L’ouragan de la vengeance.
7.5 Ce remake a neuf ans, déjà et ça se voit, c’est curieux. Je l’avais découvert il y a huit, en solo, dans ma chambre d’ado, j’en ai un souvenir agréablement douloureux, j’avais souffert et transpiré. Davantage que devant l’original de Craven, tout du moins. Je suis ravi de l’avoir revu aujourd’hui déjà parce que cela me conforte dans l’idée que j’avais de Aja sur le fait qu’il avait atteint là son point d’orgue. C’est sa plus belle réussite, haut la main. Dans le genre, ça me parait délicat de faire aussi efficace. Et si le film emprunte parfois les voies de la facilité et de l’emphase – Aja n’étant pas le garant de la subtilité – il est agréable de constater combien il décalque peu et ressemble peu, dans le ton, à tout un pan de ce cinéma que l’on connait, des Seventies à aujourd’hui.
Dans une séquence comme celle de l’attaque de la caravane, il lâche les chevaux. J’en avais gardé quelque chose de terrible, d’insoutenable dans le rythme comme dans l’image et l’effet ne s’est pas dissipé. C’est sans doute même ce qui a le mieux vieilli, avec le dernier acte. Au passage, là où le genre nous habitue à de petites pluies régulières de cadavres (notamment parce que les personnages se dispersent au compte-goutte) Aja choisit une scène pivot, tempête absolue, puissante, sans compromis. La caravane transporte une famille de sept personnes, nourrisson compris. Trois vont y passer, violemment, en cinq minutes. Ajoutez à cela un viol et la disparition du bébé, je ne vois pas trop comment on peut faire plus trash en un laps de temps si réduit.
Trois morts, d’un coup. Et ce seront les trois seuls – dans cette famille de touristes américains. Le reste ne sera que transfiguration animale, d’autant plus intense qu’elle investit le personnage le plus pacifique, qui n’aura d’autres préoccupations que de venger sa femme et de retrouver son gosse, tandis que le patriarche, beau grand défenseur des armes à feu, se fait très vite griller comme une merguez – les inserts en question sont d’ailleurs super longs, mal fichus surtout qu’Aja prend l’option de tout montrer plutôt que de jouer sur une suggestion plus choquante. L’idée que dans la vengeance, il n’y ait plus ni idéologie (le républicain et le démocrate) ni groupe (les hommes et les mutants) qui compte, mais un seul déluge de violence barbare et sadique est la grande idée du film, du reste absente de l’opus de Wes Craven.
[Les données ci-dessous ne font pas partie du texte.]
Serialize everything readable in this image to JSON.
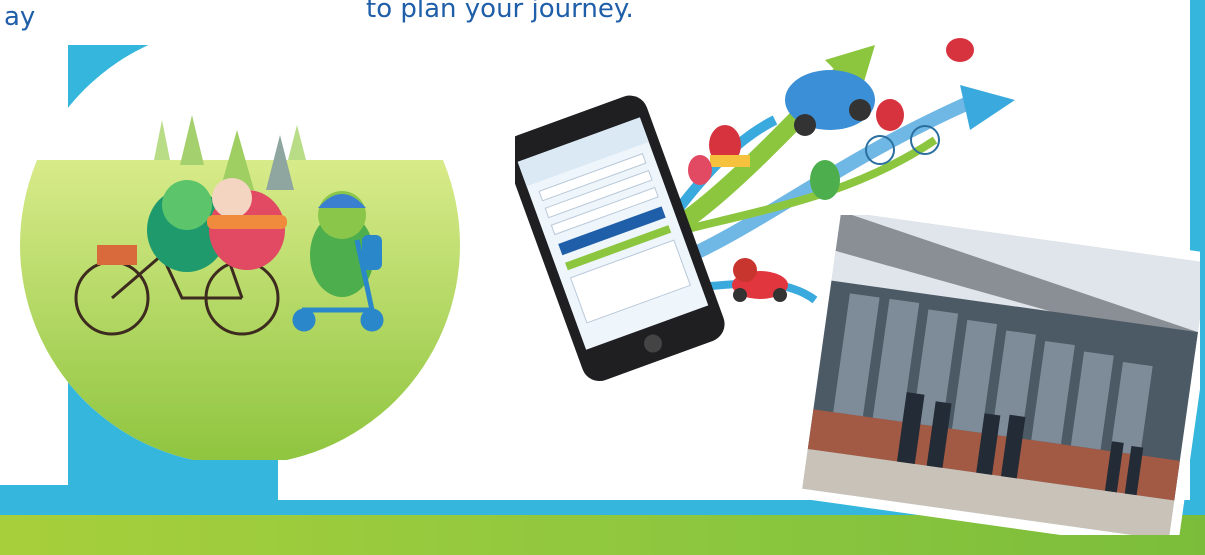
{
  "texts": {
    "left_fragment": "ay",
    "top_fragment": "to plan your journey."
  },
  "colors": {
    "text_blue": "#1f5ea8",
    "cyan": "#35b6dc",
    "lime": "#8cc63f"
  },
  "illustrations": {
    "circle": "birds-riding-bike-and-scooter",
    "phone": "journey-planner-smartphone-with-arrows",
    "photo": "school-building-with-students"
  }
}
La première partie du film est relativement soft bien qu’y transpire déjà un profond malaise, provoqué par ces grandes étendues désertiques, ces quelques apparitions à peine visibles et une ambiance sonore bien marquée, façon western. Il y a quelque chose de Massacre à la tronçonneuse (Il est évident qu’Aja en fait sa référence ultime) dans cette seconde (longue) introduction, celle qui nous familiarise avec les personnages. L’ouverture, la vraie (le massacre de deux scientifiques) est assez mauvaise en fait, elle fait mensongère au sein du reste qui plus est, voulant attirer d’emblée son spectateur dans un sillage qui ne lui ressemble pas. La deuxième partie, post caravane, est un survival à l’énergie, bien relevé, creepy et bloody à souhait. Aja y agrémente même son matériau de détails assez jouissifs sur l’Amérique, bien qu’inutiles au regard de ce qu’il crée déjà du monde des mutants, dont on apprend qu’ils sont la conséquence d’essais nucléaires qui avaient eu lieu dans leur zone d’habitation qu’ils n’avaient pas souhaité quitter.
On retiendra surtout ce gros travail sur l’espace, aussi bien dans le désert au milieu des collines ou dans ce cratère faisant office de cimetière de bagnoles, que dans le village test à la fin. Un remake brillant qui surpasse donc allégrement l’opus de Wes Craven, trop fauché qu’il était pour marquer durablement les esprits et faire couler le sang autant que les retombées radioactives.